"Jahrhundertgift" PFAS: So verschmutzt ist Norddeutschland
In den vier norddeutschen Bundesländern Hamburg, Niedersachsen, Schleswig-Holstein und Mecklenburg-Vorpommern sind nach Recherchen von NDR, WDR und "Süddeutscher Zeitung" 175 Orte nachweislich mit Industrie-Chemikalien verunreinigt.
PFAS steht für per- und polyfluorierte Alkylverbindungen, eine Gruppe von mehr als 10.000 künstlich hergestellten Chemikalien. Sie sind wasser-, fett- und schmutzabweisend und werden daher bei der Herstellung vieler Produkte benutzt. So stecken sie in Regenjacken, Pfannen, Zahnseide oder Wärmepumpen. Wenn diese Stoffe zum Beispiel bei ihrer Herstellung oder Entsorgung in die Umwelt gelangen, dann bleiben sie dort. Für sehr lange Zeit - auch in Blut und Gewebe. PFAS werden mitunter verdächtigt, bei Menschen Krebs zu verursachen, unfruchtbar zu machen und das Immunsystem zu schwächen.
Funde in Hamburg, Niedersachsen, SH und MV
Allein in Hamburg wurden die Stoffe an 54 Stellen gemessen: Vor allem in der Elbe gab es erhöhte PFAS-Werte. In Mecklenburg-Vorpommern sind 18 Stellen betroffen, vier davon an Militär-Standorten. Auch an Gewässern fanden Messungen statt, insbesondere wurden Fische auf PFAS untersucht. Alle 14 Fischproben lagen deutlich über dem Wert, den die Wissenschaft als gesundheitlich tolerierbar einstuft. So hatte ein Flussbarsch sogar einen um das 250-fache erhöhten PFAS-Wert.

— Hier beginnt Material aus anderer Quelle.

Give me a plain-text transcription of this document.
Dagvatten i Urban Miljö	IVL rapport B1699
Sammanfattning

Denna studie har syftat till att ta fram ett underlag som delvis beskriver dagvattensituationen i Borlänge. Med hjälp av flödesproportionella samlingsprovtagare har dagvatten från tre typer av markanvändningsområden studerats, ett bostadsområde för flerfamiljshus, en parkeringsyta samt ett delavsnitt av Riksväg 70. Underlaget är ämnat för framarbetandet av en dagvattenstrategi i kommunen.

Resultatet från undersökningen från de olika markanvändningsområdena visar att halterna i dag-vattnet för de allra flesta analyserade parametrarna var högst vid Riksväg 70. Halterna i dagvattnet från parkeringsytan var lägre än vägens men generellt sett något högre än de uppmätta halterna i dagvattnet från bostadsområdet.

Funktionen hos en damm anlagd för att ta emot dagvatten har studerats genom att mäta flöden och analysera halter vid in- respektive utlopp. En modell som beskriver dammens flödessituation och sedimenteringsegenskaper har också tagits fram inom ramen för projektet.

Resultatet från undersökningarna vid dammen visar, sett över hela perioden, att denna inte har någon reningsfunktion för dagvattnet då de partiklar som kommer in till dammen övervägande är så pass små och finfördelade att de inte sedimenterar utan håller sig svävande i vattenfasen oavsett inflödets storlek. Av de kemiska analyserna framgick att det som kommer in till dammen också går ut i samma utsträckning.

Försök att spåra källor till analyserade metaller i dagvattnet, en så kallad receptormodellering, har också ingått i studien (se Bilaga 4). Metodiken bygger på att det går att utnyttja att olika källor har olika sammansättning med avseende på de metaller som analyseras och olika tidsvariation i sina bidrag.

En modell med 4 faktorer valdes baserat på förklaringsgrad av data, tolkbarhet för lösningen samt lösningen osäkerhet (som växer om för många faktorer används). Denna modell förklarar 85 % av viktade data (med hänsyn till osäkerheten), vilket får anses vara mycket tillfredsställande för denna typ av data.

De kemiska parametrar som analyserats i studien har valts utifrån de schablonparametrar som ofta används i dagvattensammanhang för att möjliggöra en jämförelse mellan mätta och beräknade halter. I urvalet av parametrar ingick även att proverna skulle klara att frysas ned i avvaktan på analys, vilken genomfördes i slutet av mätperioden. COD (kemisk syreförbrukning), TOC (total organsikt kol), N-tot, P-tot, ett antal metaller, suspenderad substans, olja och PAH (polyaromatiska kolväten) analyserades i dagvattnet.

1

In Niedersachsen gibt es 45 Orte, an denen PFAS nachgewiesen wurden. In Schleswig-Holstein sind es insgesamt 58 Stellen. Zwölf davon gehen auf den Einsatz von PFAS-haltigem Feuerlöschschaum zurück - so wurden beispielsweise an neun Standorten der Feuerwehr erhöhte Gehalte im Boden festgestellt. An vier dieser Standorte wurde außerdem eine erhöhte Konzentration im Grundwasser nachgewiesen.
Dutzende weitere Orte mutmaßlich verunreinigt
Doch das Ausmaß der Verschmutzung dürfte noch deutlich größer sein. Nach Recherchen von NDR, WDR, SZ sind allein in Norddeutschland Dutzende weitere Orte mutmaßlich verunreinigt. Darunter Industrie-Standorte, Militärgelände, Deponien und Kläranlagen. Hierfür haben sich die Reporterinnen und Reporter an einer wissenschaftlichen Methode eines der renommiertesten Forschungsinstitute für PFAS aus den Vereinigten Staaten orientiert. Demnach stehen bestimmte Orte in Verbindung mit einer erhöhten PFAS-Belastung. Außerdem wurden Presseanfragen an die betroffenen Betreiber geschickt. Einige räumten ein, die Chemikalien in ihrer Produktion zu verwenden, andere wiederum bestritten eine mögliche Belastung.
Deutschlandweit mehr als 1.500 Orte verunreinigt
Deutschlandweit sind mehr als 1.500 Orte nachweislich mit PFAS verunreinigt, mehrere Hundert könnten nach der wissenschaftlichen Methode des US-Instituts noch hinzukommen. In ganz Europa sind es sogar über 17.000 Fälle, die mit den Industrie-Chemikalien verseucht sind.
Für die Recherche hatten die Reporterinnen und Reporter unter anderem Hunderte Presseanfragen gestellt. Außerdem wurden Kleine Anfragen in Landesparlamenten ausgewertet und Daten nach dem Informationsfreiheitsgesetz zusammengetragen. Im Rahmen der internationalen Recherche arbeiteten NDR, WDR und SZ mit 15 europäischen Medienpartnern zusammen. Die Ergebnisse werden europaweit unter dem Namen "Forever Pollution Project" veröffentlicht.